In the present study, GSEA revealed that GATA6 was positively associated with FN1. According to the JASPAR database analyses, GATA6 has the ability to bind to the promoter of FN1. FN1, a glycoprotein present in the extracellular matrix, serves a key role in cellular adhesion, migration and tissue remodeling (26). Elevated expression of FN1 was demonstrated in renal and colorectal cancer cells, indicating that FN1 may serve a role in the progression of cancer to an advanced stage (27,28). The results of a previous study further demonstrated the role of FN1 in cell metastasis, differentiation and adhesion in a number of types of cancer (29). In addition, previous studies have labeled FN1 as an oncogene in tumorigenesis and tumor progression and a regulator in physiological processes (30–32). Notably, inhibition of FN1 suppresses the aggressiveness of hepatocellular carcinoma and cervical cancer cells (33). The results of a previous study demonstrate an association between abnormally high expression levels of FN1 and the tumor size and poor prognosis associated with gastric cancer (34). High expression levels of FN1 are also demonstrated in lung tumor growth and survival and resistance to therapy (35). Quantitative proteomics analyses revealed FN1 as a candidate biomarker of sporadic medullary thyroid cancer (36) and FN1 is also considered as a potential biomarker in OSCC regarding the tongue, mouth floor and edentulous ridge (15). Ji et al (37) revealed that the protein expression levels of Ki67 and PCNA is decreased by the silencing of FN1 in human trophoblasts. FN1 knockdown represses cell proliferation, invasion and migration of nasopharyngeal carcinoma cells, coupled with downregulated expression of MMP2 and MMP9 (26). Furthermore, downregulation of FN1 inhibits the development of OSCC (16). Although the role of FN1 in cancer progression has previously been identified, the association between GATA6 and FN1 expression in Cal-27 cells remains to be elucidated, to the best of the authors' knowledge. Thus, the results of the present study demonstrated that silencing of GATA6 suppressed the proliferation, migration and invasion of Cal-27 cells, which was partly abolished following FN1 overexpression. Therefore, it was hypothesized that silencing GATA6 suppressed the proliferation, migration and invasion of Cal-27 cells by regulating FN1 expression.

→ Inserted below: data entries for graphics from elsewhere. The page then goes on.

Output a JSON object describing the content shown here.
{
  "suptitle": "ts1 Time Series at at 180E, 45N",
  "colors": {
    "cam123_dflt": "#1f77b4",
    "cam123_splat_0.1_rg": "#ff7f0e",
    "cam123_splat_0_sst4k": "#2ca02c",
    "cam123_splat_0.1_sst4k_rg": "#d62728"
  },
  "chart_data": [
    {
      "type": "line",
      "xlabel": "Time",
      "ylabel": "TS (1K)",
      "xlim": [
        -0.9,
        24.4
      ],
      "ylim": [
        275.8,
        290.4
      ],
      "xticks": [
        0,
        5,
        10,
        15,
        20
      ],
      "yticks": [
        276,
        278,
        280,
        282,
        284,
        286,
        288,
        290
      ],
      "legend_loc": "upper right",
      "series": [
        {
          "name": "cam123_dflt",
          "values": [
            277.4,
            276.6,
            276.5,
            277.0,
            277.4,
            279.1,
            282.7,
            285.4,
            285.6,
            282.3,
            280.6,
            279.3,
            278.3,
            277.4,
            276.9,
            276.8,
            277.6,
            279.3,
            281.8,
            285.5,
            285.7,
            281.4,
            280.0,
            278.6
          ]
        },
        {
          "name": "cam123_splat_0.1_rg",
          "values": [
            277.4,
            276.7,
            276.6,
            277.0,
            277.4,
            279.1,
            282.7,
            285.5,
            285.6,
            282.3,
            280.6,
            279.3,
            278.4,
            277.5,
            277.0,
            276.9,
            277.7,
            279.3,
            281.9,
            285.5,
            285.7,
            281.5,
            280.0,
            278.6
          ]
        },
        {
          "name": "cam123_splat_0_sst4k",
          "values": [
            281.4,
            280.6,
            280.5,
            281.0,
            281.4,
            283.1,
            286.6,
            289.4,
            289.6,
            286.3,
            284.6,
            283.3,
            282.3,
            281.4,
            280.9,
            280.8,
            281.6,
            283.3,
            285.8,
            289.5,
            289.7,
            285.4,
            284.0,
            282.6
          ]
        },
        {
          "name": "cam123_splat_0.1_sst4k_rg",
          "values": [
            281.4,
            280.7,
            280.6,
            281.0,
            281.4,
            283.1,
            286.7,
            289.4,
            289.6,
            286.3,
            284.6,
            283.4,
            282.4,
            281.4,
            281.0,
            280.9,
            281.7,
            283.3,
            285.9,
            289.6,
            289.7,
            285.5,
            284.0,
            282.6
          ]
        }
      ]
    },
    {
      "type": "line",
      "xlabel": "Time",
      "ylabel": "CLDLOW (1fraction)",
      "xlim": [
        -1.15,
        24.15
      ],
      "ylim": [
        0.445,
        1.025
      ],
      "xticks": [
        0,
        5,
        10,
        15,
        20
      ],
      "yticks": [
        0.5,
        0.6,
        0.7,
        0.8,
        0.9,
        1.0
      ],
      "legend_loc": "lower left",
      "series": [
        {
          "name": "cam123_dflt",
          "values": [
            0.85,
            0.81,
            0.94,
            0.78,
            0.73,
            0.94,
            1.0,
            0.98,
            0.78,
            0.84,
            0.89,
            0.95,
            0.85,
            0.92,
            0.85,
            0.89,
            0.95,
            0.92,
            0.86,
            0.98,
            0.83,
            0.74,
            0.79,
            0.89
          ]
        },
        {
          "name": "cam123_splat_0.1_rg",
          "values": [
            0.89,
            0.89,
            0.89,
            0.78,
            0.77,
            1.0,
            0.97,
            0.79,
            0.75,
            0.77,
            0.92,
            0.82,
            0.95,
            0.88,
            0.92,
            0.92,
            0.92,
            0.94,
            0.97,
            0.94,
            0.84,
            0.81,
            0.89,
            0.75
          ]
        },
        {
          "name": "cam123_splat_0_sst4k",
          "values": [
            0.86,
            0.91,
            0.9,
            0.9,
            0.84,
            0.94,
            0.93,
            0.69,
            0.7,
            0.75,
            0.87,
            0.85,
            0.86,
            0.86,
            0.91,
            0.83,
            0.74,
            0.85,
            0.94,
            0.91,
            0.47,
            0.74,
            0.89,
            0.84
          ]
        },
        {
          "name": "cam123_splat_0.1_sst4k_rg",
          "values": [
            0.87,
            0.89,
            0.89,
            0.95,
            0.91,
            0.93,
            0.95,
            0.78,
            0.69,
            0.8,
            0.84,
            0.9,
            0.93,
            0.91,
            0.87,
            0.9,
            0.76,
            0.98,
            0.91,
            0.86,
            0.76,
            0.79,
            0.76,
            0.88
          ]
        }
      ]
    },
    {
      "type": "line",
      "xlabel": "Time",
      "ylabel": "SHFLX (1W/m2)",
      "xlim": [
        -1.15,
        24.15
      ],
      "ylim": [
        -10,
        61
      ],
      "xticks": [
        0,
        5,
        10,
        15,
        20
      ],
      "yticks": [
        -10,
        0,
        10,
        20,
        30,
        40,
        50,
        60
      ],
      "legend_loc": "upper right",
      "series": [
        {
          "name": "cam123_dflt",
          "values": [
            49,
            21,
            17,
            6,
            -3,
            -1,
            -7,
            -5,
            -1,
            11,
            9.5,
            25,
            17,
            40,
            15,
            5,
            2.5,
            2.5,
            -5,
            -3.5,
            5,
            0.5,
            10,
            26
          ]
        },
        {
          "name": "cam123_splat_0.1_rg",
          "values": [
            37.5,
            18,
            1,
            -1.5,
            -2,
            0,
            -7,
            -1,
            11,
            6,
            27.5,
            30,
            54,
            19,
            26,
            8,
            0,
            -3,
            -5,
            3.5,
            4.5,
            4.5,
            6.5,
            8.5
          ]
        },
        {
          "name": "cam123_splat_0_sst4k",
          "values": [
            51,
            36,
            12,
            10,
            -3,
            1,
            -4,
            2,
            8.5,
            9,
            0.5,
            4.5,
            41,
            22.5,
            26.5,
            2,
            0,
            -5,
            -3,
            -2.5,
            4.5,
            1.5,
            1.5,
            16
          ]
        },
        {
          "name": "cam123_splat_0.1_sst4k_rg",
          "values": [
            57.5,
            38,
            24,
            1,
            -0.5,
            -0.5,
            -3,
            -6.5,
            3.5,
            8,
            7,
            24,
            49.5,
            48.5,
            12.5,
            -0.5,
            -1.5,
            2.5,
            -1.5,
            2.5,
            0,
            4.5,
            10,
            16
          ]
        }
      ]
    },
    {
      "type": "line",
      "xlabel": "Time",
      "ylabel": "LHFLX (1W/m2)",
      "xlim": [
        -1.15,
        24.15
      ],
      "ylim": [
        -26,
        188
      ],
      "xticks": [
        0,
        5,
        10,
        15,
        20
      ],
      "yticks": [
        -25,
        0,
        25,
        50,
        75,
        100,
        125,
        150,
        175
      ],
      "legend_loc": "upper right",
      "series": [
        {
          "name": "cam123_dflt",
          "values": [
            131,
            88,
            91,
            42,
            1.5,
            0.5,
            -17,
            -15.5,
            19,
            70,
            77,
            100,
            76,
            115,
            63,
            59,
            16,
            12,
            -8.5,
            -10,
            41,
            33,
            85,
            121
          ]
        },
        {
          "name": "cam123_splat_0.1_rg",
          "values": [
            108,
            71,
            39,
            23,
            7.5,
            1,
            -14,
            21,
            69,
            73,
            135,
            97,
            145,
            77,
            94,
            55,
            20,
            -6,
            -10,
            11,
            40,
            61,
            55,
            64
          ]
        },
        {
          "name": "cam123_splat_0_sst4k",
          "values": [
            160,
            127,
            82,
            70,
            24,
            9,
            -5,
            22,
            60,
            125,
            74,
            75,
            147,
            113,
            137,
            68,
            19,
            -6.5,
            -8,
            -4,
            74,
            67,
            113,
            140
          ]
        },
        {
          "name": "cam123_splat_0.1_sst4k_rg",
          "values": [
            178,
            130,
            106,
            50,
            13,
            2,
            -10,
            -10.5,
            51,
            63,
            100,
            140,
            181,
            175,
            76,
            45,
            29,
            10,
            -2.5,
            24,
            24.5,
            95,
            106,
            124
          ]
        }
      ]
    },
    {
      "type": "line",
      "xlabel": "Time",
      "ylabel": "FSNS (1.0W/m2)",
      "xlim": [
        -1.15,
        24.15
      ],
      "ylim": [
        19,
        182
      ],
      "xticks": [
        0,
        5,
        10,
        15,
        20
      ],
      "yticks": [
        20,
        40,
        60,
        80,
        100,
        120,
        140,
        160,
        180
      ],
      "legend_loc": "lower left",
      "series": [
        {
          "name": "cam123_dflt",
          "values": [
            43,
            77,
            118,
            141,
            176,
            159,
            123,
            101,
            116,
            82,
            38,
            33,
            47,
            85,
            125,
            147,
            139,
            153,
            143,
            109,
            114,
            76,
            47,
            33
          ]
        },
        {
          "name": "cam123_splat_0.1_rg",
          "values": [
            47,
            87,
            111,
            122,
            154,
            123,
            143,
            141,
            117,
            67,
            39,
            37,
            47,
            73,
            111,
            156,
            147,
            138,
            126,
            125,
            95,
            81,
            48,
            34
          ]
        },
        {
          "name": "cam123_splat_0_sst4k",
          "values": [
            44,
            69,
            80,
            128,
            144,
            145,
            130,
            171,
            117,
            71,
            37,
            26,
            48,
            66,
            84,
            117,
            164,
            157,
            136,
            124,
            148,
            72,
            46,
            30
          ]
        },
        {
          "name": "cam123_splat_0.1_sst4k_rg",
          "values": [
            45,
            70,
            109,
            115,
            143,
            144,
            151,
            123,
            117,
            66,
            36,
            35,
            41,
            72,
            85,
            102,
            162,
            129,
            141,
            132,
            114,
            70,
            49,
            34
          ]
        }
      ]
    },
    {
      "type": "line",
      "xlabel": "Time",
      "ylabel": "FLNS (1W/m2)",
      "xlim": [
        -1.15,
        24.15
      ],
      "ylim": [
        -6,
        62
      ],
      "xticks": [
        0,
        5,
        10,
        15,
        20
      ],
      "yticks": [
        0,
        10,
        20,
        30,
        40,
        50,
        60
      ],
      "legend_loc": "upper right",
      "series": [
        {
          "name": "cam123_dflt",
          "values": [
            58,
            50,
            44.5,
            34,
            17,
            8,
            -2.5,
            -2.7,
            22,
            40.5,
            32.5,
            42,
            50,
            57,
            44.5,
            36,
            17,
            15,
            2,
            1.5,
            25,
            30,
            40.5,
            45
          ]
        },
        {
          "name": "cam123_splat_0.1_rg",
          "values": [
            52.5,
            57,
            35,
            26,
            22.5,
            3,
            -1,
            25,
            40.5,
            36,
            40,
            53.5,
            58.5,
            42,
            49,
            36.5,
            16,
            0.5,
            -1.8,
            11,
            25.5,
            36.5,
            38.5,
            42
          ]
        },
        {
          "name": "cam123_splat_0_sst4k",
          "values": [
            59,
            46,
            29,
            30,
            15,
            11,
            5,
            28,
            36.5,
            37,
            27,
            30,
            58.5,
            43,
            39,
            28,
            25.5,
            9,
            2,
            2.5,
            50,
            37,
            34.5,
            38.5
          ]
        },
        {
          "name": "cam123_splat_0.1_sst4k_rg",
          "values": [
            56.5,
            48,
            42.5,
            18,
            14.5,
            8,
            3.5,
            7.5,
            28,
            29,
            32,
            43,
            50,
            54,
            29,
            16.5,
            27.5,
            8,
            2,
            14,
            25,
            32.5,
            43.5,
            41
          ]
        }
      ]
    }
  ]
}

In conclusion, the present study is the first, to the best of the authors' knowledge, to demonstrate that GATA6 silencing inhibits the proliferation, migration and invasion of OSCC cells. GATA6 was determined to have a direct regulatory effect on the transcription of FN1 by binding to the FN1 promotor. The results of the present study may contribute to further understanding the pathogenesis of OSCC and provide potential therapeutic targets for the clinical treatment of OSCC. Nevertheless, there are also some limitations to the current study. For instance, whether signaling pathways in the downstream of FN1 are involved in the development of OSCC remains to be elucidated, and whether other potential regulatory mechanisms exist in the regulation of the proliferation, migration and invasion of OSCC cells also needs to be further explored.